Emmanuel Macron a signé précipitamment les ordonnances contre le Code du travail, le 23 septembre. Elles avaient été officiellement présentées la veille au Conseil des ministres. Une vingtaine de décrets d’application sont encore nécessaires, ainsi que le vote par le Parlement d’une loi de ratification, qui pourrait intervenir dans la semaine du 20 novembre, selon le porte-parole du gouvernement.
Dans la foulée de la loi El Khomri, les ordonnances dynamitent la « hiérarchie des normes » sur laquelle est fondée le droit du travail depuis 1936. Dans cette « hiérarchie », le Code du travail s’appliquait à tous les travailleurs, dans toutes les entreprises, quelle que soit leur taille ou leur branche (secteur d’activité). Dans les branches, les conventions collectives ne pouvaient que rendre plus favorables aux travailleurs les dispositions du Code du travail, et les accords d’entreprises ne pouvaient pas déroger aux conventions collectives ni, bien sûr, au Code du travail. En bref, pour une disposition donnée, c’était toujours la plus favorable qui devait s’appliquer (« principe de faveur »).
Avec les ordonnances, les accords d’entreprise, où le chantage patronal s’exprime le plus férocement, deviennent la source principale du droit. Les branches, que la ministre du Travail a prétendu avoir « renforcées », vont en réalité pouvoir définir certaines dispositions, relatives par exemple au CDD, qui relevaient auparavant du code du travail. Ces dispositions varieront donc d’une branche à l’autre. Les branches pourront aussi généraliser le contrat de chantier (des contrats précaires sans même les garanties attachées au CDD).

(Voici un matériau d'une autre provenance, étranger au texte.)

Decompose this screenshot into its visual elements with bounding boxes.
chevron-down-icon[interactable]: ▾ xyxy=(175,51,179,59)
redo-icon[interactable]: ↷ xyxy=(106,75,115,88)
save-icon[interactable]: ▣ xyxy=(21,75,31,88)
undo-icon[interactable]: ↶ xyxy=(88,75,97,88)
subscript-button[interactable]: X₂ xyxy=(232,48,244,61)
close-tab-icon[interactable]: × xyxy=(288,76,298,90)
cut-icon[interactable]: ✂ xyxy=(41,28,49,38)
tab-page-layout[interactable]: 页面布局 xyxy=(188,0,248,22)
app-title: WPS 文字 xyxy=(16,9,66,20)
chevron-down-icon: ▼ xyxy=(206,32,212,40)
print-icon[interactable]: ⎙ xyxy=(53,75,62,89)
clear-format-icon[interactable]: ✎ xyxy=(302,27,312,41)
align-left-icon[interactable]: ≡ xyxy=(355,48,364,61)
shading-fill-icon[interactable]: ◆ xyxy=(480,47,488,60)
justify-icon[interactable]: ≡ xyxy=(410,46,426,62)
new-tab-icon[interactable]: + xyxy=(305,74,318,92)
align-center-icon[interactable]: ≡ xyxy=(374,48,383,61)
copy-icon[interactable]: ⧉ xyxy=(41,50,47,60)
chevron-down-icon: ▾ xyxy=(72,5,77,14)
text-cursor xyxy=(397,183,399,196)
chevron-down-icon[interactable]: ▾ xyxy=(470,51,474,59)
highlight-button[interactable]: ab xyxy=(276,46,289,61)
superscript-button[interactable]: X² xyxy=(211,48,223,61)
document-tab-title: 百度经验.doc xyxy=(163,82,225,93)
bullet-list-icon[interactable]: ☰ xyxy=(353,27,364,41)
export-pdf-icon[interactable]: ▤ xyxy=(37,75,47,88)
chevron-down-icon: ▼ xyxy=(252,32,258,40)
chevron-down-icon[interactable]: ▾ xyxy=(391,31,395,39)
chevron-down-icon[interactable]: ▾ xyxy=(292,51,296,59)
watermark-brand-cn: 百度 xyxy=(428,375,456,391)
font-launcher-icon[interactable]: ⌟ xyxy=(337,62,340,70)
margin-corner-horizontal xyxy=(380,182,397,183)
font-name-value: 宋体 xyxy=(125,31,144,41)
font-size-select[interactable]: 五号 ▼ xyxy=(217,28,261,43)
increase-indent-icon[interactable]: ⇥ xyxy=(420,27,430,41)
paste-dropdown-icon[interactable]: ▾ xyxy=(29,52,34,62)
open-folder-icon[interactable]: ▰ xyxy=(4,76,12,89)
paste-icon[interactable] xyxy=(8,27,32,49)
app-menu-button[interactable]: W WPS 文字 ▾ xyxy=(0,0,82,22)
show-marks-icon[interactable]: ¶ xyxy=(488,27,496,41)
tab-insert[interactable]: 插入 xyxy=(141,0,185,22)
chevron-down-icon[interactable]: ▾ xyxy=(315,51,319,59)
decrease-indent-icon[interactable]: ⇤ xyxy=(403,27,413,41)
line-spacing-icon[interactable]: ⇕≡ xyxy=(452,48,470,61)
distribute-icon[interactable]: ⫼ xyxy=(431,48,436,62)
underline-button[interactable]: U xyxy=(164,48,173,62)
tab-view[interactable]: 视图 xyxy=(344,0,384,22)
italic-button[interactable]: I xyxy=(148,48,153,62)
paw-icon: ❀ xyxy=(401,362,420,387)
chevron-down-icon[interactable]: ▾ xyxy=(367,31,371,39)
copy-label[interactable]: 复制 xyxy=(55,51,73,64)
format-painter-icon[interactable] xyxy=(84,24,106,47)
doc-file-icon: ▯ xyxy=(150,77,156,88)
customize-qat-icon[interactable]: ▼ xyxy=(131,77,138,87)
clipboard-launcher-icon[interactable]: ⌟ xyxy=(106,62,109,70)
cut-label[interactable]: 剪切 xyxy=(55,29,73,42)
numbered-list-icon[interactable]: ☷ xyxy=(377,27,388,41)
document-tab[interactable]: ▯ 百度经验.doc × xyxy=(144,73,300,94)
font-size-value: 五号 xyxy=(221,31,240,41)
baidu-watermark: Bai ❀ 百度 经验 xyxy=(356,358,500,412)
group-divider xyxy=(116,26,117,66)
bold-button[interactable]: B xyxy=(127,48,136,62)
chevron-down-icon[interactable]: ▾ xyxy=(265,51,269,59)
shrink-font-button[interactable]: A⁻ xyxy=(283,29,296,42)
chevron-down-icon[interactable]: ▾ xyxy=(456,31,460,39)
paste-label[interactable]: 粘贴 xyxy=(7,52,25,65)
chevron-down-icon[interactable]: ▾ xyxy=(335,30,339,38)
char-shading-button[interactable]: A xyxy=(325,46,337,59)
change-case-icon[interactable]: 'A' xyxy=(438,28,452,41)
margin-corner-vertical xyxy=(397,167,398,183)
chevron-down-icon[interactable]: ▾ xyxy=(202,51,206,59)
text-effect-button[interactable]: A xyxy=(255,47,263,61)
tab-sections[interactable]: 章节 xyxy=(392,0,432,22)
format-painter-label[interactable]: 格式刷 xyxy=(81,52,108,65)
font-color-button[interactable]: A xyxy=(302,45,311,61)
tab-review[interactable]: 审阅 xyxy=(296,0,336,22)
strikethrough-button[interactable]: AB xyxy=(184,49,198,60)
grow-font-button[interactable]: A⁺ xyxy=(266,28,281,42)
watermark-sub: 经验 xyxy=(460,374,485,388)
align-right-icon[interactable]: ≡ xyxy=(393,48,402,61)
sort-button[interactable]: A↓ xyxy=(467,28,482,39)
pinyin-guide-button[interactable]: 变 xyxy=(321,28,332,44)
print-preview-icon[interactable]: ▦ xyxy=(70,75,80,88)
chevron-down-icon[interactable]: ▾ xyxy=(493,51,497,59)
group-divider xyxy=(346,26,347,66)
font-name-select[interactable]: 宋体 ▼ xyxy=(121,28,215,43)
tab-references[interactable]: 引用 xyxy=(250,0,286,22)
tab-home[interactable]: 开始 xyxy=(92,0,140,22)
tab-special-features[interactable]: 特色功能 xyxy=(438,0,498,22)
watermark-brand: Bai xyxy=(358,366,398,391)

Les primes (ancienneté, treizième mois) qui étaient fixées par les branches seront désormais définies au niveau de l’entreprise. Les conventions collectives, sous peine de nullité, ne devront pas « porter une atteinte excessive à la libre concurrence » et devront prévoir des clauses « spécifiques » aux entreprises de moins de cinquante salariés.
Avec la barémisation des dommages et intérêts perçus par les salariés après jugement aux prud’hommes en cas de licenciement abusif, les patrons pourront licencier qui ils veulent au mépris de la loi, en sachant à l’avance au centime près ce que cela leur coûtera. Ils pourront aussi modifier a posteriori le motif du licenciement pour échapper à une condamnation.
La justice ne pourra plus poursuivre une entreprise qui licencie pour motif économique alors même qu’elle réalise des profits à l’étranger.
Avec les « ruptures conventionnelles collectives« , elles pourront licencier sans même mettre en œuvre un plan social. Sous le prétexte des « nécessités liées au fonctionnement de l’entreprise » (c’est-à-dire dès que le patron le décide !), l’employeur pourra conclure des accords dérogatoires concernant notamment « la durée du travail » et « la rémunération » (… travailler plus pour gagner moins !).
Dans les entreprises de moins de cinquante salariés, ces accords pourront être conclus sans aucun délégué syndical ! Dans toutes les entreprises, les institutions représentatives du personnel (délégués du personnel, comités d’entreprise, CHSCT) seront toutes fusionnées dans un conseil social économique (CSE), qui pourra muter en un « conseil d’entreprise » ayant capacité à signer des accords en lieu et place des syndicats.
La FSU-Finances se prononce clairement pour le retrait pur et simple de ces ordonnances et l’abrogation de la loi Travail-El Khomri.